Marco Maia se rebela contra o Planalto

Após ter sido contrariado em indicação, presidente petista da Câmara diz não ser obrigado a acatar 'opiniões', 'muito menos do governo'

DENISE MADUEÑO, EUGÊNIA LOPES / BRASÍLIA, O Estado de S.Paulo

10 de fevereiro de 2012 | 03h03

Um dia depois de suspender a sessão da Câmara sem votar o projeto que cria o Fundo de Previdência Complementar dos Servidores Públicos Federais (Funpresp), o presidente da Casa, Marco Maia (PT-RS), afirmou ontem não ser obrigado a acatar a pauta de votações proposta pelo governo. Maia entrou em rota de colisão com o Palácio do Planalto depois de o governo se recusar a lhe dar o direito de indicar um nome, a ser escolhido por ele, para um cargo de diretoria no Banco do Brasil (BB).

Irritado, o presidente da Câmara encerrou a sessão com o argumento de que não havia acordo entre os partidos políticos para aprovar o Funpresp. Ele nega ter solicitado o direito à indicação para cargo no governo. Mas o comportamento de Maia foi criticado pelos seus colegas de Câmara. Sem querer se expor, deputados atacaram Maia e o acusaram de estar usando a Câmara em benefício próprio.

Ao mesmo tempo, parlamentares contrários à aprovação do Fundo comemoraram a decisão do presidente da Câmara. "Se ele tomou essa atitude em função de uma nomeação, que ele jamais reconhecerá, isso teve um resultado positivo na medida em que não se votou uma matéria tão polêmica. Ele (Maia) mostrou uma grandeza do Poder Legislativo, mesmo que as razões sejam menores", disse o líder do PSOL, deputado Chico Alencar (RJ).

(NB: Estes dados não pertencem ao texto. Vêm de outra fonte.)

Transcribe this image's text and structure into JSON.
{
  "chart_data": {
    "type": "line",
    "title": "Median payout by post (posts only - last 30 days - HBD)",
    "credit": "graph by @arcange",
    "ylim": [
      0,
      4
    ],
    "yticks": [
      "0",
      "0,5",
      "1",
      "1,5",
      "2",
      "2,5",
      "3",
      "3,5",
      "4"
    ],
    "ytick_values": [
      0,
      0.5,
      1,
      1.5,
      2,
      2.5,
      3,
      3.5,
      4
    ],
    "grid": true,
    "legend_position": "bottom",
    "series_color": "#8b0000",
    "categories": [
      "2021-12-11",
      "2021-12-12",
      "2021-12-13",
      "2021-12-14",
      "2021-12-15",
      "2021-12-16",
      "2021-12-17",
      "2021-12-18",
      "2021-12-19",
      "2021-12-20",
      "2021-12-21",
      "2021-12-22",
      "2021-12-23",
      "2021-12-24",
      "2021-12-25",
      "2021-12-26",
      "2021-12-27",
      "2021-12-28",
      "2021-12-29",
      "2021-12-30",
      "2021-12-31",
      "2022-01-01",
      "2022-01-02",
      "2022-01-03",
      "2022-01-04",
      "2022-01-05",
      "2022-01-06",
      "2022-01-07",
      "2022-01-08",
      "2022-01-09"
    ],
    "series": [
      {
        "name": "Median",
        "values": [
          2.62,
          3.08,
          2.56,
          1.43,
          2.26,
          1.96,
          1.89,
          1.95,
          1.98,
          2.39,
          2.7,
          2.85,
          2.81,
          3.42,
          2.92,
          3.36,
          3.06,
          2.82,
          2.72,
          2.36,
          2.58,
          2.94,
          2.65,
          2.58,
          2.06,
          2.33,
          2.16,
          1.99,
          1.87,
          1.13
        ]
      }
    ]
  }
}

Maia negou ontem que tenha provocado uma crise com o governo, depois de não ter sido atendido em uma indicação para a diretoria do Banco do Brasil. "Não tenho indicação no governo. Essa notícia não condiz com a realidade. Os diálogos sobre cargos são feitos pelo meu partido, que tem a legitimidade de discutir composição de governo com a presidente. Se tivesse alguma indicação a fazer, o que não é o caso, e que não fiz, apresentaria ao mesmo partido", garantiu.

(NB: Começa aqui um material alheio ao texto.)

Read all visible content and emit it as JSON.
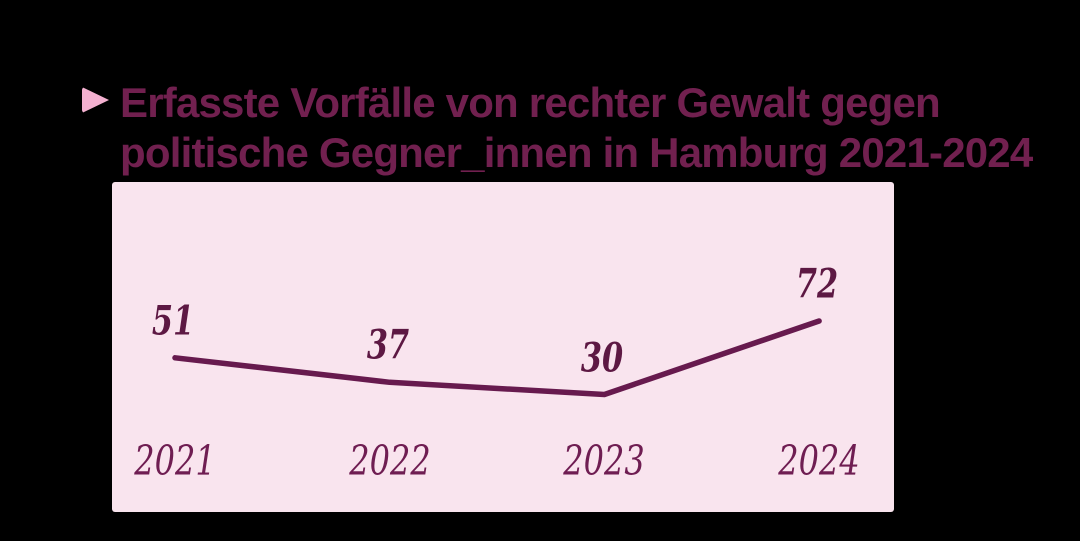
{
  "background_color": "#000000",
  "header": {
    "bullet_icon": "triangle-right-icon",
    "bullet_color": "#f4b1d0",
    "title_line1": "Erfasste Vorfälle von rechter Gewalt gegen",
    "title_line2": "politische Gegner_innen in Hamburg 2021-2024",
    "title_color": "#71204f"
  },
  "chart_data": {
    "type": "line",
    "title": "Erfasste Vorfälle von rechter Gewalt gegen politische Gegner_innen in Hamburg 2021-2024",
    "categories": [
      "2021",
      "2022",
      "2023",
      "2024"
    ],
    "series": [
      {
        "name": "Erfasste Vorfälle",
        "values": [
          51,
          37,
          30,
          72
        ]
      }
    ],
    "data_labels_shown": true,
    "xlabel": "",
    "ylabel": "",
    "grid": false,
    "legend": "none",
    "panel_color": "#f9e4ee",
    "line_color": "#671a4e",
    "value_label_color": "#5d1843",
    "tick_label_color": "#6f1d52"
  }
}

O apadrinhado político do presidente da Câmara seria Sérgio Ricardo Miranda Nazaré, que até recentemente ocupava a diretoria de Clientes Pessoas Físicas. Funcionário de carreira do Banco do Brasil, Sérgio Ricardo será indicado para outra função no Brasil. Um dos motivos da irritação de Maia com o Planalto seria um eventual rebaixamento de seu suposto apadrinhado político, com o seu deslocamento para Angola. "Ele (Sérgio Ricardo) tem sete anos como diretor do Banco do Brasil. Ele não foi exonerado nem demitido. Ele foi indicado para outra função do mesmo nível que exercia", afirmou ontem Omar Barreto Lopes, gerente executivo da assessoria de imprensa do BB.

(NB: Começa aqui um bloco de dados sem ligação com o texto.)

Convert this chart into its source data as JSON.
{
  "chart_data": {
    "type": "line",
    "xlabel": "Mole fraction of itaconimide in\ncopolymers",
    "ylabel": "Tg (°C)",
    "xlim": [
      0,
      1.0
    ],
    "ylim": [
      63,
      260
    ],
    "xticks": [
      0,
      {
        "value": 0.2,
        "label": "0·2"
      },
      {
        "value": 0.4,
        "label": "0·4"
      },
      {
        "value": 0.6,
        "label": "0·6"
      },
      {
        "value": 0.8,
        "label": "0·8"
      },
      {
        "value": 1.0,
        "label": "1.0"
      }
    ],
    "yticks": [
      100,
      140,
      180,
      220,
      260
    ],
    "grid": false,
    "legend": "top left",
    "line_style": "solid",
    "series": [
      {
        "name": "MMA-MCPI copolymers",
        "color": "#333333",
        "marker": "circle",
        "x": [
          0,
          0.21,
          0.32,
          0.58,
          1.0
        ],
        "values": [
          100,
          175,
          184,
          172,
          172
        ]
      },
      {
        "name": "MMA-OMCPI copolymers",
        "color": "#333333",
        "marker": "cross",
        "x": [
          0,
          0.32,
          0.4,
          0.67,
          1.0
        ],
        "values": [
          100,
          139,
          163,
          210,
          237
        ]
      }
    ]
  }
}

Em reunião do Colégio de Líderes da Câmara, na última terça-feira, ficou acertado que o projeto de criação do Fundo de Previdência Complementar para os Servidores entraria na pauta da Câmara após o Carnaval. Mas o governo pressionou para que a proposta fosse votada anteontem à noite.

Rebelde. "Não sou obrigado a estar acatando a opinião do governo a todo o momento", disse ontem Maia. Ele observou que tem conduzindo os trabalhos de forma aberta e democrática, ouvindo os líderes, governo, oposição e setores organizados, mas que isso não significa que ele é obrigado a acatar essas opiniões. "A definição da pauta é do presidente da Câmara, que eu tomo de acordo com as minhas convicções. O fato de ouvir as opiniões não significa que tenho de acatar, muito menos do governo."

Maia foi escolhido para o carto de presidente da Câmara dos Deputados no ano passado, contra a vontade da cúpula petista, que preferia o então líder do governo, Cândido Vaccarezza (SP). Mas o apoio de aliados acabou lhe garantindo a vitória.